Thomas Watson makes a number of good points with regard to verbal persecution. He notes that “some think there is no persecution but fire and sword.” While we honor highly those who have bled for Christ, we have to acknowledge that Jesus identifies slanders and revilings as forms of persecution that His followers must endure. “Blessed are ye, when men shall revile you, and persecute you, and shall say all manner of evil against you falsely, for my sake” (Matt. 5:11). Reviling and lying are both forms of persecution, at least the way Jesus defines it. The Lord calls it persecution when you strike someone else in his good name.
If a good name is precious ointment (Eccl. 7:1), then what is it to take that away?
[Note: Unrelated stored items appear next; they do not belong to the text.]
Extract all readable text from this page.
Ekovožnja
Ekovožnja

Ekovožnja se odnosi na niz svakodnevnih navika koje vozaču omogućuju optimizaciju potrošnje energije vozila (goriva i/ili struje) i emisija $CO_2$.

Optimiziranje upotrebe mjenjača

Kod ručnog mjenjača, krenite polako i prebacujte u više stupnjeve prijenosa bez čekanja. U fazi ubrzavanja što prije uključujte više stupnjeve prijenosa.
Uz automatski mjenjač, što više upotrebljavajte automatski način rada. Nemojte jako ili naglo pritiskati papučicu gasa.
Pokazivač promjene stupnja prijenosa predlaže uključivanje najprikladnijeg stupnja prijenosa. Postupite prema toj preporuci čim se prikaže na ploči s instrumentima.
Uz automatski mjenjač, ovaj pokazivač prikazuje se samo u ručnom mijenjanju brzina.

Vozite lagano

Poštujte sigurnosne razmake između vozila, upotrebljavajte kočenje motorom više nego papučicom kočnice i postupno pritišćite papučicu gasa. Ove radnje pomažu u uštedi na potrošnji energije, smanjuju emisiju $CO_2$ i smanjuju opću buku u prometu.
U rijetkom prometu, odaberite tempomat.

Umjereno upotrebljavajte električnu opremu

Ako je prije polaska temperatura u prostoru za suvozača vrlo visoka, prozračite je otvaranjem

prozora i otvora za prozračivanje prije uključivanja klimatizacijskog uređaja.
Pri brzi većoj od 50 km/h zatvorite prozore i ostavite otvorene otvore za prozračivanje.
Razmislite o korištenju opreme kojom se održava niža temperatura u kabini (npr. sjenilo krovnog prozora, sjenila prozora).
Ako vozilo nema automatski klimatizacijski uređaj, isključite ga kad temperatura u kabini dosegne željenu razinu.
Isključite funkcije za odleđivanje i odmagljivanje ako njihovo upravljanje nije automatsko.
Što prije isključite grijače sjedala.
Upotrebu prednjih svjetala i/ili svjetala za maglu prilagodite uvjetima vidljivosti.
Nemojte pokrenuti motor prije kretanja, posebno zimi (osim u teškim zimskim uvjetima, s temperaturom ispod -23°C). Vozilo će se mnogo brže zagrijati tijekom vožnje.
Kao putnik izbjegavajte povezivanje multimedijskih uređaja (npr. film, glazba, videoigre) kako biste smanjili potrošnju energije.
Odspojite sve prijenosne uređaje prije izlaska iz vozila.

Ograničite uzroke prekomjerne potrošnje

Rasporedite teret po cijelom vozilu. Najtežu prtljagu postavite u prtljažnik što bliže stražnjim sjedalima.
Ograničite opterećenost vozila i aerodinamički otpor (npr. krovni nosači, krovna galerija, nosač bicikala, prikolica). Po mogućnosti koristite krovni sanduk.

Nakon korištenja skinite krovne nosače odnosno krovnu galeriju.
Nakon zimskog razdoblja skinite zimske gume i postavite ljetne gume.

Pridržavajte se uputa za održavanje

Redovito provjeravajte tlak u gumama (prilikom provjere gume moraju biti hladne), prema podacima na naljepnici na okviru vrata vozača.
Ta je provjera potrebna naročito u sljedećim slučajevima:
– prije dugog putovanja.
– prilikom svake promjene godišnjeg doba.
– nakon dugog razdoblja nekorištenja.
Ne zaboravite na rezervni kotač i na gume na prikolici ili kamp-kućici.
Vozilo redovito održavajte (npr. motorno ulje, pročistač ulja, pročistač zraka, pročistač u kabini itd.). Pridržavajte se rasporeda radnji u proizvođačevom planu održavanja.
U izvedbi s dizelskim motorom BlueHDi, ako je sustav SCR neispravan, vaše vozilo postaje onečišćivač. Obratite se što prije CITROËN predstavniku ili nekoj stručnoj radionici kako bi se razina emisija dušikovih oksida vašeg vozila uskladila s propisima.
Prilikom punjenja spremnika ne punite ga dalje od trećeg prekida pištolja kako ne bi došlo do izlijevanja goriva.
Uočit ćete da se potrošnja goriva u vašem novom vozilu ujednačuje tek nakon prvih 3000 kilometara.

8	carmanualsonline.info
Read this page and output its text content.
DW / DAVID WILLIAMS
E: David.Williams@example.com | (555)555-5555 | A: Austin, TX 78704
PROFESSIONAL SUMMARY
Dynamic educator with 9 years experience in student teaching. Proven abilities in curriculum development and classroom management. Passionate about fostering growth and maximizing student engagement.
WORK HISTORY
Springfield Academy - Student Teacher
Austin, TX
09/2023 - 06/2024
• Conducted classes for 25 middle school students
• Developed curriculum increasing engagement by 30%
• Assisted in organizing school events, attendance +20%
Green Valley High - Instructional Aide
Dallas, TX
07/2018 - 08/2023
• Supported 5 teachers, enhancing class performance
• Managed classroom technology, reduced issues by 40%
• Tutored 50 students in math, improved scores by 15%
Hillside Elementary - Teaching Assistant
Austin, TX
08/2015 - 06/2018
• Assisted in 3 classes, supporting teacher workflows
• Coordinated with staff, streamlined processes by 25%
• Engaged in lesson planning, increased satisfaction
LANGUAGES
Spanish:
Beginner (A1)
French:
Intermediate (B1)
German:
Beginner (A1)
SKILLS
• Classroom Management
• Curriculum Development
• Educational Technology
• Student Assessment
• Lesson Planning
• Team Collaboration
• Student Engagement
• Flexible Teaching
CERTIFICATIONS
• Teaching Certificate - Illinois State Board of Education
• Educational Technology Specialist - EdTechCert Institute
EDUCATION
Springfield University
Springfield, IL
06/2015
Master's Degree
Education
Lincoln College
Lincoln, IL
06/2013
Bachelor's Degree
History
The writer of Hebrews calls it a trial when believers had to undergo “cruel mockings” (Heb. 11:36). David had to endure being a song for drunkards and late night comedians (Ps. 69:12).
“Thus Saint Paul was slandered in his doctrine. Report had it that he preached, ‘Men might do evil that good might come of it’ (Romans 3:8). Thus Christ who cast out devils was charged to have a devil (John 8:48). The primitive Christians were falsely accused for killing their children and for incest. ‘They laid to my charge things that I knew not’ (Psalm 35:11)” (The Beatitudes, p. 261).
Watson concludes with an appropriate warning for the Reformed blogosphere — “Let us take heed of becoming persecutors.”